Cash. Some have it; some don’t. The United States Postal Service sits squarely in the Have Nots group, unable to make a $5.5 billion payment due this month and on the verge of shutting down entirely without Congress taking emergency action, according to a New York Times report.
Already, the threats from the USPS have mounted up: Closing one in 10 USPS locations—that equals about 3,700 jobs for those keeping score at home. Canceling Saturday delivery and slashing one-fifth of its workforce—again, the numbers are staggering at 120,000 workers. But the biggest threat came from the postmaster general, Patrick R. Donahoe, who tells the Times, “Our situation is extremely serious. If Congress doesn’t act, we will default.”
Closing down shop? That’s the reality facing the agency. The USPS already owes over $9 billion and with revenues continually shrinking due to high internet usage for everything from correspondence, catalogs and bill payments and costs still pushing higher, there’s no light at the end of the postal service tunnel. The agency has handled 22% fewer pieces of mail the past year versus five years ago, and experts predict that figure only to worsen.
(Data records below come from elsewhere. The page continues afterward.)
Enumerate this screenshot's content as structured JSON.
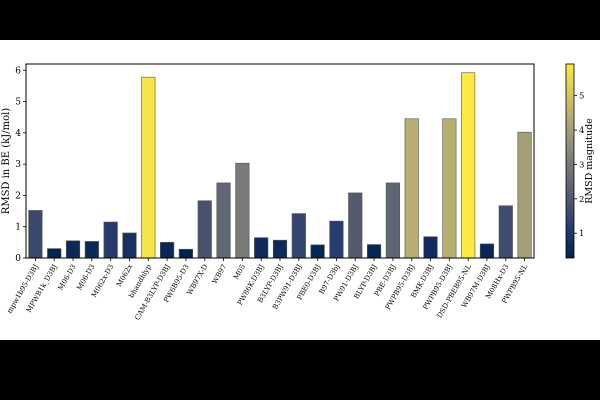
{
  "chart_data": {
    "type": "bar",
    "ylabel": "RMSD in BE (kJ/mol)",
    "ylim": [
      0,
      6.2
    ],
    "yticks": [
      0,
      1,
      2,
      3,
      4,
      5,
      6
    ],
    "grid": false,
    "colormap": "cividis",
    "colorbar": {
      "label": "RMSD magnitude",
      "range": [
        0.28,
        5.92
      ],
      "ticks": [
        1,
        2,
        3,
        4,
        5
      ]
    },
    "categories": [
      "mpw1b95-D3BJ",
      "MPWB1k_D3BJ",
      "M06-D3",
      "M06-D3",
      "M062x-D3",
      "M062x",
      "bhandhlyp",
      "CAM-B3LYP-D3BJ",
      "PW6B95-D3",
      "WB97X-D",
      "WB97",
      "M05",
      "PW86K-D3BJ",
      "B3LYP-D3BJ",
      "B3PW91-D3BJ",
      "PBE0-D3BJ",
      "B97-D3bj",
      "PW91-D3BJ",
      "BLYP-D3BJ",
      "PBE-D3BJ",
      "PWPB95-D3BJ",
      "BMK-D3BJ",
      "PWPB95-D3BJ",
      "DSD-PBEB95-NL",
      "WB97M-D3BJ",
      "M08Hx-D3",
      "PWPB95-NL"
    ],
    "values": [
      1.52,
      0.3,
      0.55,
      0.53,
      1.15,
      0.8,
      5.78,
      0.5,
      0.28,
      1.83,
      2.4,
      3.03,
      0.65,
      0.57,
      1.42,
      0.42,
      1.18,
      2.08,
      0.43,
      2.4,
      4.45,
      0.68,
      4.45,
      5.92,
      0.45,
      1.67,
      4.02
    ]
  }
}
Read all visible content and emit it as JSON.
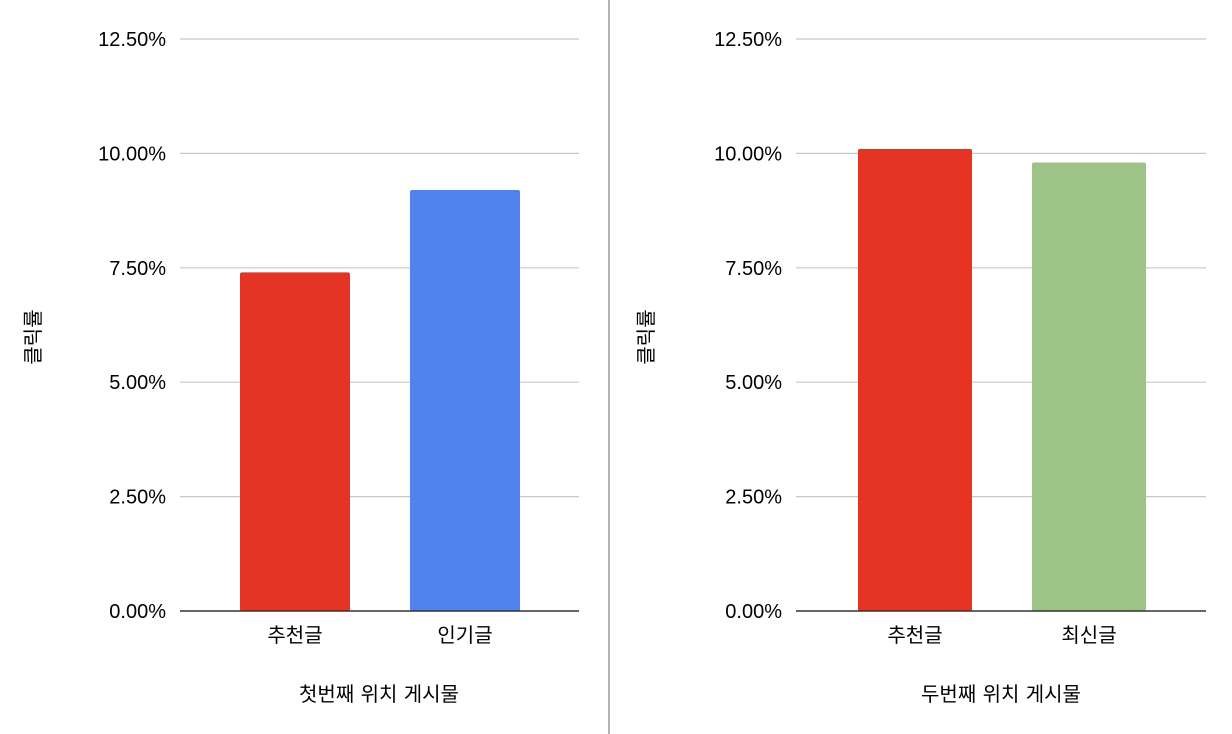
{
  "chart_data": [
    {
      "type": "bar",
      "title": "",
      "xlabel": "첫번째 위치 게시물",
      "ylabel": "클릭률",
      "ylim": [
        0,
        12.5
      ],
      "yticks": [
        "0.00%",
        "2.50%",
        "5.00%",
        "7.50%",
        "10.00%",
        "12.50%"
      ],
      "grid": true,
      "categories": [
        "추천글",
        "인기글"
      ],
      "values": [
        7.4,
        9.2
      ],
      "colors": [
        "#e63424",
        "#5083ec"
      ]
    },
    {
      "type": "bar",
      "title": "",
      "xlabel": "두번째 위치 게시물",
      "ylabel": "클릭률",
      "ylim": [
        0,
        12.5
      ],
      "yticks": [
        "0.00%",
        "2.50%",
        "5.00%",
        "7.50%",
        "10.00%",
        "12.50%"
      ],
      "grid": true,
      "categories": [
        "추천글",
        "최신글"
      ],
      "values": [
        10.1,
        9.8
      ],
      "colors": [
        "#e63424",
        "#9dc386"
      ]
    }
  ]
}
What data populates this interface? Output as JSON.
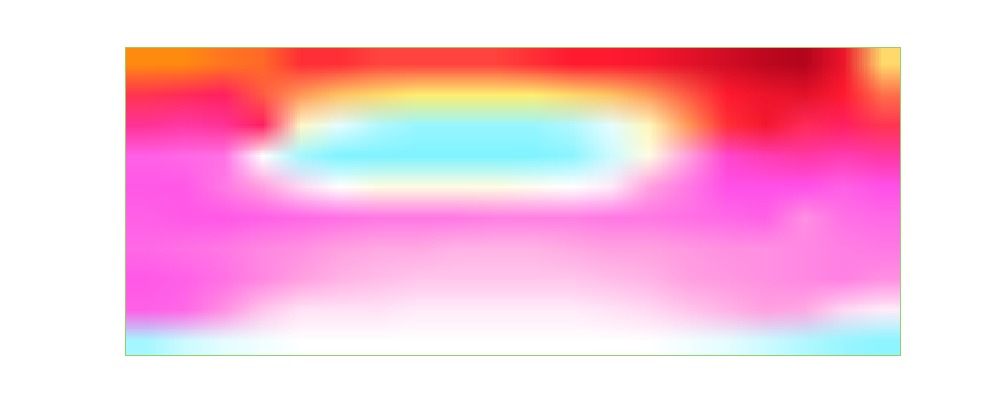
{
  "chart_data": {
    "type": "heatmap",
    "tick_labels": false,
    "xlim": [
      0,
      20
    ],
    "ylim": [
      0,
      10
    ],
    "zlim": [
      0,
      9
    ],
    "cells": [
      [
        9,
        9,
        8.8,
        8.7,
        1.1,
        1.1,
        1.2,
        1.2,
        1.2,
        1.2,
        1.1,
        1.0,
        1.0,
        0.9,
        0.7,
        0.5,
        0.3,
        0.2,
        0.8,
        1.9
      ],
      [
        8.2,
        8.1,
        8.0,
        1.3,
        1.6,
        1.8,
        1.9,
        2.0,
        2.0,
        2.0,
        2.0,
        1.9,
        1.8,
        1.6,
        1.3,
        1.0,
        0.8,
        0.7,
        1.0,
        1.4
      ],
      [
        7.6,
        7.5,
        7.6,
        8.0,
        2.6,
        3.2,
        3.6,
        3.8,
        3.8,
        3.8,
        3.8,
        3.6,
        3.2,
        2.5,
        1.6,
        1.1,
        0.9,
        8.1,
        8.0,
        8.2
      ],
      [
        6.8,
        6.7,
        6.6,
        3.0,
        3.7,
        4.0,
        4.0,
        4.0,
        4.0,
        4.0,
        4.0,
        3.9,
        3.4,
        2.8,
        6.0,
        7.2,
        7.4,
        7.5,
        7.4,
        7.5
      ],
      [
        6.9,
        6.9,
        6.5,
        6.0,
        5.4,
        3.0,
        2.8,
        2.8,
        2.8,
        2.8,
        2.9,
        3.0,
        5.2,
        6.0,
        6.5,
        7.0,
        7.0,
        7.0,
        6.8,
        7.0
      ],
      [
        6.8,
        6.9,
        6.9,
        6.8,
        6.7,
        6.6,
        6.5,
        6.5,
        6.5,
        6.4,
        6.4,
        6.4,
        6.5,
        6.5,
        6.6,
        6.7,
        6.8,
        6.2,
        6.6,
        6.7
      ],
      [
        6.7,
        6.6,
        6.5,
        6.3,
        6.2,
        6.0,
        5.9,
        5.9,
        5.8,
        5.8,
        5.8,
        5.9,
        6.0,
        6.0,
        6.1,
        6.2,
        6.2,
        6.3,
        6.4,
        6.5
      ],
      [
        6.9,
        6.8,
        6.6,
        6.3,
        6.0,
        5.8,
        5.7,
        5.6,
        5.6,
        5.6,
        5.6,
        5.6,
        5.7,
        5.8,
        6.0,
        6.1,
        6.2,
        6.3,
        6.4,
        6.2
      ],
      [
        6.8,
        6.7,
        6.2,
        5.6,
        5.3,
        5.3,
        5.3,
        5.2,
        5.2,
        5.2,
        5.2,
        5.2,
        5.3,
        5.4,
        5.6,
        5.8,
        6.0,
        5.9,
        5.4,
        5.2
      ],
      [
        4.3,
        4.6,
        4.8,
        4.9,
        5.0,
        5.0,
        5.0,
        5.0,
        5.0,
        5.0,
        5.0,
        5.0,
        5.0,
        5.0,
        4.9,
        4.8,
        4.6,
        4.4,
        4.2,
        4.1
      ]
    ]
  }
}
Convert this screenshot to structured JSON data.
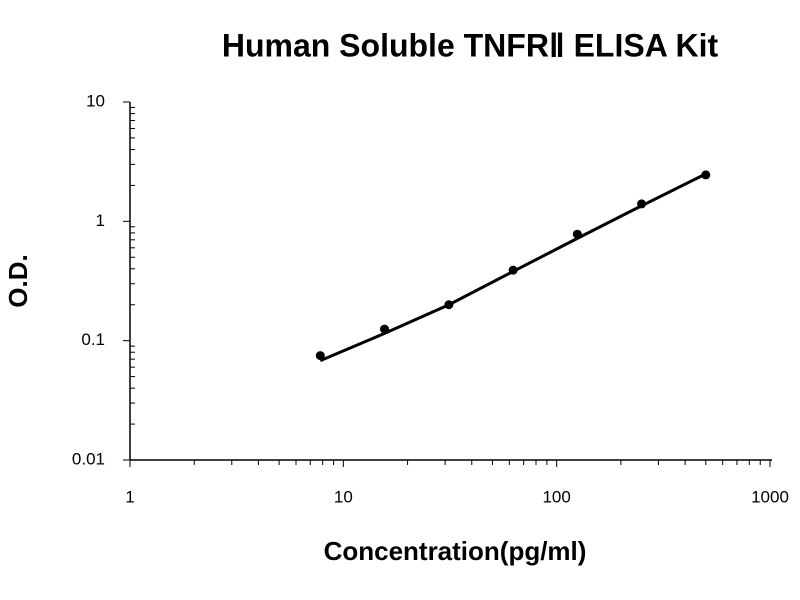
{
  "chart_data": {
    "type": "scatter",
    "title": "Human Soluble TNFRⅡ ELISA Kit",
    "x_label": "Concentration(pg/ml)",
    "y_label": "O.D.",
    "xscale": "log",
    "yscale": "log",
    "xlim": [
      1,
      1000
    ],
    "ylim": [
      0.01,
      10
    ],
    "xticks": [
      1,
      10,
      100,
      1000
    ],
    "yticks": [
      0.01,
      0.1,
      1,
      10
    ],
    "series": [
      {
        "color": "#000000",
        "style": "markers",
        "x": [
          7.8,
          15.6,
          31.25,
          62.5,
          125,
          250,
          500
        ],
        "values": [
          0.075,
          0.125,
          0.2,
          0.39,
          0.78,
          1.4,
          2.45
        ]
      },
      {
        "color": "#000000",
        "style": "line",
        "x": [
          7.8,
          15.6,
          31.25,
          62.5,
          125,
          250,
          500
        ],
        "values": [
          0.068,
          0.115,
          0.2,
          0.38,
          0.72,
          1.35,
          2.5
        ]
      }
    ]
  }
}
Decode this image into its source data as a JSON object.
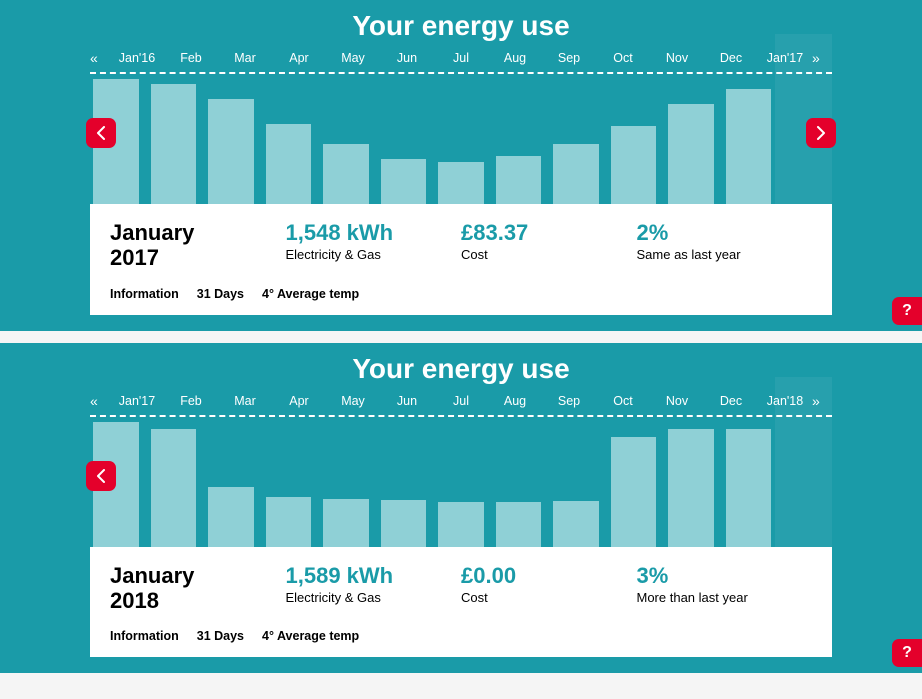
{
  "panels": [
    {
      "title": "Your energy use",
      "months": [
        "Jan'16",
        "Feb",
        "Mar",
        "Apr",
        "May",
        "Jun",
        "Jul",
        "Aug",
        "Sep",
        "Oct",
        "Nov",
        "Dec",
        "Jan'17"
      ],
      "bars": {
        "type": "bar",
        "values": [
          125,
          120,
          105,
          80,
          60,
          45,
          42,
          48,
          60,
          78,
          100,
          115,
          0
        ],
        "max": 130,
        "bar_color": "#8fd0d6",
        "selected_bar_color": "#ffffff",
        "selected_index": 12,
        "background_color": "#1a9ba8"
      },
      "nav": {
        "show_left": true,
        "show_right": true
      },
      "info": {
        "month_line1": "January",
        "month_line2": "2017",
        "energy_value": "1,548 kWh",
        "energy_label": "Electricity & Gas",
        "cost_value": "£83.37",
        "cost_label": "Cost",
        "pct_value": "2%",
        "pct_label": "Same as last year",
        "footer_info_label": "Information",
        "footer_days": "31 Days",
        "footer_temp": "4° Average temp"
      }
    },
    {
      "title": "Your energy use",
      "months": [
        "Jan'17",
        "Feb",
        "Mar",
        "Apr",
        "May",
        "Jun",
        "Jul",
        "Aug",
        "Sep",
        "Oct",
        "Nov",
        "Dec",
        "Jan'18"
      ],
      "bars": {
        "type": "bar",
        "values": [
          125,
          118,
          60,
          50,
          48,
          47,
          45,
          45,
          46,
          110,
          118,
          118,
          0
        ],
        "max": 130,
        "bar_color": "#8fd0d6",
        "selected_bar_color": "#ffffff",
        "selected_index": 12,
        "background_color": "#1a9ba8"
      },
      "nav": {
        "show_left": true,
        "show_right": false
      },
      "info": {
        "month_line1": "January",
        "month_line2": "2018",
        "energy_value": "1,589 kWh",
        "energy_label": "Electricity & Gas",
        "cost_value": "£0.00",
        "cost_label": "Cost",
        "pct_value": "3%",
        "pct_label": "More than last year",
        "footer_info_label": "Information",
        "footer_days": "31 Days",
        "footer_temp": "4° Average temp"
      }
    }
  ],
  "colors": {
    "panel_bg": "#1a9ba8",
    "accent": "#e4002b",
    "bar": "#8fd0d6",
    "text_on_teal": "#ffffff"
  },
  "help_label": "?"
}
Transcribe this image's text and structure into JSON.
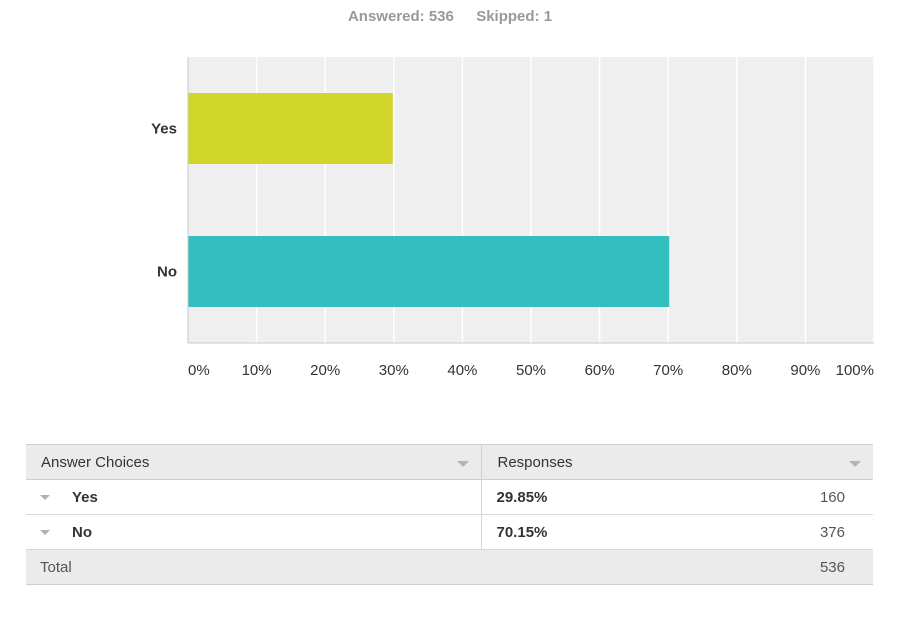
{
  "summary": {
    "answered_label": "Answered:",
    "answered_value": "536",
    "skipped_label": "Skipped:",
    "skipped_value": "1"
  },
  "chart_data": {
    "type": "bar",
    "orientation": "horizontal",
    "categories": [
      "Yes",
      "No"
    ],
    "values": [
      29.85,
      70.15
    ],
    "colors": [
      "#d1d628",
      "#33bebf"
    ],
    "xlim": [
      0,
      100
    ],
    "xticks": [
      "0%",
      "10%",
      "20%",
      "30%",
      "40%",
      "50%",
      "60%",
      "70%",
      "80%",
      "90%",
      "100%"
    ],
    "grid": true,
    "title": "",
    "xlabel": "",
    "ylabel": ""
  },
  "table": {
    "headers": {
      "choices": "Answer Choices",
      "responses": "Responses"
    },
    "rows": [
      {
        "choice": "Yes",
        "percent": "29.85%",
        "count": "160"
      },
      {
        "choice": "No",
        "percent": "70.15%",
        "count": "376"
      }
    ],
    "total": {
      "label": "Total",
      "count": "536"
    }
  }
}
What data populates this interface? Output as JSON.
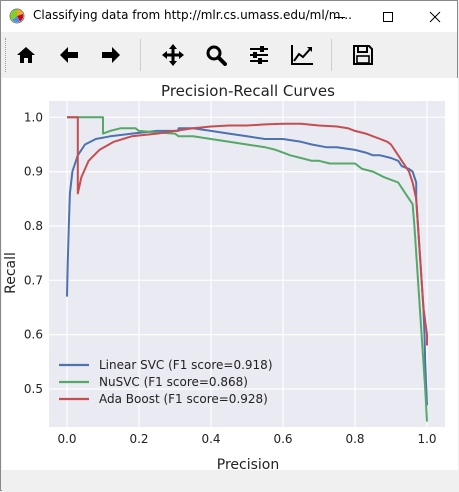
{
  "window": {
    "title": "Classifying data from http://mlr.cs.umass.edu/ml/m...",
    "app_icon": "matplotlib-icon",
    "controls": [
      "minimize-icon",
      "maximize-icon",
      "close-icon"
    ]
  },
  "toolbar": {
    "buttons": [
      {
        "name": "home",
        "icon": "home-icon"
      },
      {
        "name": "back",
        "icon": "arrow-left-icon"
      },
      {
        "name": "forward",
        "icon": "arrow-right-icon"
      },
      {
        "name": "pan",
        "icon": "move-icon"
      },
      {
        "name": "zoom",
        "icon": "magnifier-icon"
      },
      {
        "name": "configure-subplots",
        "icon": "sliders-icon"
      },
      {
        "name": "edit-axis",
        "icon": "chart-line-icon"
      },
      {
        "name": "save",
        "icon": "floppy-disk-icon"
      }
    ]
  },
  "chart_data": {
    "type": "line",
    "title": "Precision-Recall Curves",
    "xlabel": "Precision",
    "ylabel": "Recall",
    "xlim": [
      -0.05,
      1.05
    ],
    "ylim": [
      0.43,
      1.03
    ],
    "xticks": [
      0.0,
      0.2,
      0.4,
      0.6,
      0.8,
      1.0
    ],
    "xtick_labels": [
      "0.0",
      "0.2",
      "0.4",
      "0.6",
      "0.8",
      "1.0"
    ],
    "yticks": [
      0.5,
      0.6,
      0.7,
      0.8,
      0.9,
      1.0
    ],
    "ytick_labels": [
      "0.5",
      "0.6",
      "0.7",
      "0.8",
      "0.9",
      "1.0"
    ],
    "grid": true,
    "legend": "lower-left",
    "background": "#eaeaf2",
    "series": [
      {
        "name": "Linear SVC (F1 score=0.918)",
        "color": "#4c72b0",
        "points": [
          [
            0.0,
            0.67
          ],
          [
            0.002,
            0.73
          ],
          [
            0.005,
            0.8
          ],
          [
            0.008,
            0.86
          ],
          [
            0.015,
            0.9
          ],
          [
            0.03,
            0.93
          ],
          [
            0.05,
            0.95
          ],
          [
            0.08,
            0.96
          ],
          [
            0.12,
            0.965
          ],
          [
            0.18,
            0.97
          ],
          [
            0.25,
            0.975
          ],
          [
            0.3,
            0.975
          ],
          [
            0.31,
            0.975
          ],
          [
            0.31,
            0.98
          ],
          [
            0.35,
            0.98
          ],
          [
            0.4,
            0.975
          ],
          [
            0.45,
            0.97
          ],
          [
            0.5,
            0.965
          ],
          [
            0.55,
            0.96
          ],
          [
            0.6,
            0.96
          ],
          [
            0.65,
            0.955
          ],
          [
            0.68,
            0.95
          ],
          [
            0.72,
            0.945
          ],
          [
            0.75,
            0.945
          ],
          [
            0.8,
            0.94
          ],
          [
            0.83,
            0.935
          ],
          [
            0.85,
            0.93
          ],
          [
            0.87,
            0.93
          ],
          [
            0.9,
            0.925
          ],
          [
            0.92,
            0.92
          ],
          [
            0.93,
            0.91
          ],
          [
            0.95,
            0.905
          ],
          [
            0.96,
            0.9
          ],
          [
            0.97,
            0.88
          ],
          [
            0.97,
            0.85
          ],
          [
            0.975,
            0.8
          ],
          [
            0.98,
            0.75
          ],
          [
            0.985,
            0.7
          ],
          [
            0.99,
            0.65
          ],
          [
            0.993,
            0.6
          ],
          [
            0.995,
            0.55
          ],
          [
            0.998,
            0.5
          ],
          [
            1.0,
            0.47
          ]
        ]
      },
      {
        "name": "NuSVC (F1 score=0.868)",
        "color": "#55a868",
        "points": [
          [
            0.0,
            1.0
          ],
          [
            0.1,
            1.0
          ],
          [
            0.1,
            0.97
          ],
          [
            0.12,
            0.975
          ],
          [
            0.15,
            0.98
          ],
          [
            0.19,
            0.98
          ],
          [
            0.2,
            0.975
          ],
          [
            0.25,
            0.972
          ],
          [
            0.3,
            0.97
          ],
          [
            0.31,
            0.965
          ],
          [
            0.35,
            0.965
          ],
          [
            0.4,
            0.96
          ],
          [
            0.45,
            0.955
          ],
          [
            0.5,
            0.95
          ],
          [
            0.55,
            0.945
          ],
          [
            0.58,
            0.94
          ],
          [
            0.6,
            0.935
          ],
          [
            0.62,
            0.93
          ],
          [
            0.65,
            0.925
          ],
          [
            0.68,
            0.92
          ],
          [
            0.7,
            0.92
          ],
          [
            0.73,
            0.915
          ],
          [
            0.76,
            0.915
          ],
          [
            0.8,
            0.915
          ],
          [
            0.82,
            0.905
          ],
          [
            0.85,
            0.9
          ],
          [
            0.88,
            0.89
          ],
          [
            0.9,
            0.885
          ],
          [
            0.92,
            0.88
          ],
          [
            0.93,
            0.87
          ],
          [
            0.94,
            0.86
          ],
          [
            0.95,
            0.85
          ],
          [
            0.96,
            0.84
          ],
          [
            0.965,
            0.8
          ],
          [
            0.97,
            0.75
          ],
          [
            0.975,
            0.7
          ],
          [
            0.98,
            0.65
          ],
          [
            0.985,
            0.6
          ],
          [
            0.99,
            0.55
          ],
          [
            0.995,
            0.5
          ],
          [
            1.0,
            0.44
          ]
        ]
      },
      {
        "name": "Ada Boost (F1 score=0.928)",
        "color": "#c44e52",
        "points": [
          [
            0.0,
            1.0
          ],
          [
            0.03,
            1.0
          ],
          [
            0.03,
            0.86
          ],
          [
            0.04,
            0.89
          ],
          [
            0.06,
            0.92
          ],
          [
            0.09,
            0.94
          ],
          [
            0.13,
            0.955
          ],
          [
            0.18,
            0.965
          ],
          [
            0.25,
            0.97
          ],
          [
            0.3,
            0.975
          ],
          [
            0.35,
            0.98
          ],
          [
            0.4,
            0.983
          ],
          [
            0.45,
            0.985
          ],
          [
            0.5,
            0.985
          ],
          [
            0.55,
            0.987
          ],
          [
            0.6,
            0.988
          ],
          [
            0.65,
            0.988
          ],
          [
            0.7,
            0.985
          ],
          [
            0.75,
            0.983
          ],
          [
            0.78,
            0.98
          ],
          [
            0.8,
            0.975
          ],
          [
            0.83,
            0.97
          ],
          [
            0.85,
            0.965
          ],
          [
            0.87,
            0.96
          ],
          [
            0.89,
            0.955
          ],
          [
            0.9,
            0.95
          ],
          [
            0.91,
            0.94
          ],
          [
            0.92,
            0.93
          ],
          [
            0.93,
            0.92
          ],
          [
            0.94,
            0.91
          ],
          [
            0.95,
            0.9
          ],
          [
            0.96,
            0.88
          ],
          [
            0.97,
            0.85
          ],
          [
            0.975,
            0.8
          ],
          [
            0.98,
            0.75
          ],
          [
            0.985,
            0.7
          ],
          [
            0.99,
            0.65
          ],
          [
            1.0,
            0.6
          ],
          [
            1.0,
            0.58
          ]
        ]
      }
    ]
  }
}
Cue the politicians. With labor unions at the heart of the issue—USPS contracts include a no-layoffs clause for a staff that enjoys a screaming-great healthcare benefit package and accounts for 80% of all USPS expenses, far outpacing the ratio for the UPS (53%) and FedEx (just 32%)—Congress will continue the debate on what to do with the government-monitored agency on Tuesday.
The $5.5 billion due on Sept. 30 doesn’t directly impact service, just retirees’ future healthcare. But missing the mega-payment this month signifies the reality that money for daily costs could run out sometime this winter. Without money to pay workers or move trucks—fighting rain, sleet or snow—to and fro, there will be no mail service.
But don’t expect a quick fix (not that you did anyway). With the postal service not allowed to make its own decisions—Congress sets the rules on everything from how much the agency can charge for a stamp to what days it must deliver—the federal government will need to loosen up something to let the agency enact the changes it feels it needs to survive. Of course, many in Congress don’t feel the USPS will make the right decision on what areas to cut. Ending Saturday service will only chop 2% from the overall budget and is widely an unpopular option.